Angelos and Moore have said a long-term lease is their goal, as well, and that they are confident one will be signed.

“We have the opportunity again to fortify our commitment to remain in Baltimore for as long as Fort McHenry stands watch over the Inner Harbor,” Angelos said in the letter.

Moore and Angelos have had a close working relationship. Moore featured Angelos in his 2020 book about the unrest in Baltimore following the death of Freddie Gray in city police custody, while Angelos donated the maximum of $6,000 to Moore’s campaign last summer. At the Orioles’ home opener this year, Moore threw the ceremonial first pitch. He returned to the ballpark during the recent Yankees’ series to man the hose that sprays fans in the “Splash Zone.”
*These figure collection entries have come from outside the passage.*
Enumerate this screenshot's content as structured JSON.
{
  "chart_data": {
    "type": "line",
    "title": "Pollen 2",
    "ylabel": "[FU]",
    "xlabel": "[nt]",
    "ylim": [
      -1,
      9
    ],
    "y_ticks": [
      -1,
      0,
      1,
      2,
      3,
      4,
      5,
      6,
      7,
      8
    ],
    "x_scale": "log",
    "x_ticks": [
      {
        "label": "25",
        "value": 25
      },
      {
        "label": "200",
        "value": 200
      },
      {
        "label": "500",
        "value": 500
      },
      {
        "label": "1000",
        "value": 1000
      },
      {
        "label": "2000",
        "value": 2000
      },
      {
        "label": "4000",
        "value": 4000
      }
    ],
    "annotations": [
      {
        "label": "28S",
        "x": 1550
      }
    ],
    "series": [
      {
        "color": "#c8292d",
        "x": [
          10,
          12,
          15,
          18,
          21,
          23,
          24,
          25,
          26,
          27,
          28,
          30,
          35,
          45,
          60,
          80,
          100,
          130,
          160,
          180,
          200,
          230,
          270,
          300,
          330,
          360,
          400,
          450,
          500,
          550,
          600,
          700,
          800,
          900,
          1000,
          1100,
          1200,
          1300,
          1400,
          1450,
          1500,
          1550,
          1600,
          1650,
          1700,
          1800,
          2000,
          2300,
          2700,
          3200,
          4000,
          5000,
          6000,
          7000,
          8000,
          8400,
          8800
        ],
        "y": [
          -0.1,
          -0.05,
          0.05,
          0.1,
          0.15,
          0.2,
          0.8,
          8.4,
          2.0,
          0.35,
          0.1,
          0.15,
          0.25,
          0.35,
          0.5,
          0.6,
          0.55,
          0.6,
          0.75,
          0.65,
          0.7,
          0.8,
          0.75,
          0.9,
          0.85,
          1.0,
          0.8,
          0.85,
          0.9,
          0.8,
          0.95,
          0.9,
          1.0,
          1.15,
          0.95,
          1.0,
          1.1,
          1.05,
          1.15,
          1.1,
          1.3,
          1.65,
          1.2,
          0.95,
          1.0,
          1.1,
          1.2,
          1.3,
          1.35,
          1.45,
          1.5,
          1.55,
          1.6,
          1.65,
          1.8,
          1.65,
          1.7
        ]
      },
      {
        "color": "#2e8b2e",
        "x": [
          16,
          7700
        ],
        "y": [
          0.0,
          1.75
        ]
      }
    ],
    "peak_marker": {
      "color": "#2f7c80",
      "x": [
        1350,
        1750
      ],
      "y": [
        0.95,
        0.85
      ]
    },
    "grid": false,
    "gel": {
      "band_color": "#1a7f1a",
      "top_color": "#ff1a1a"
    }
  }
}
Hogan appointed Kelso, the president of Matrix Capital Markets Group Inc. and a donor to the Republican politician. Kelso gave $16,000 to Hogan political committees between 2014 and 2021, in addition to contributing to Democratic candidates such as Ferguson and former Baltimore mayors Sheila Dixon and Catherine Pugh, according to campaign finance records.

Kelso’s replacement, Thompson, worked for the law office of Peter Angelos — John’s father and the longtime owner of the Orioles — from 1998 to 2005. Thompson said at the time of his appointment he did not have a personal relationship with Angelos nor with any member of his family.

Baltimore Sun reporter Sam Janesch contributed to this article.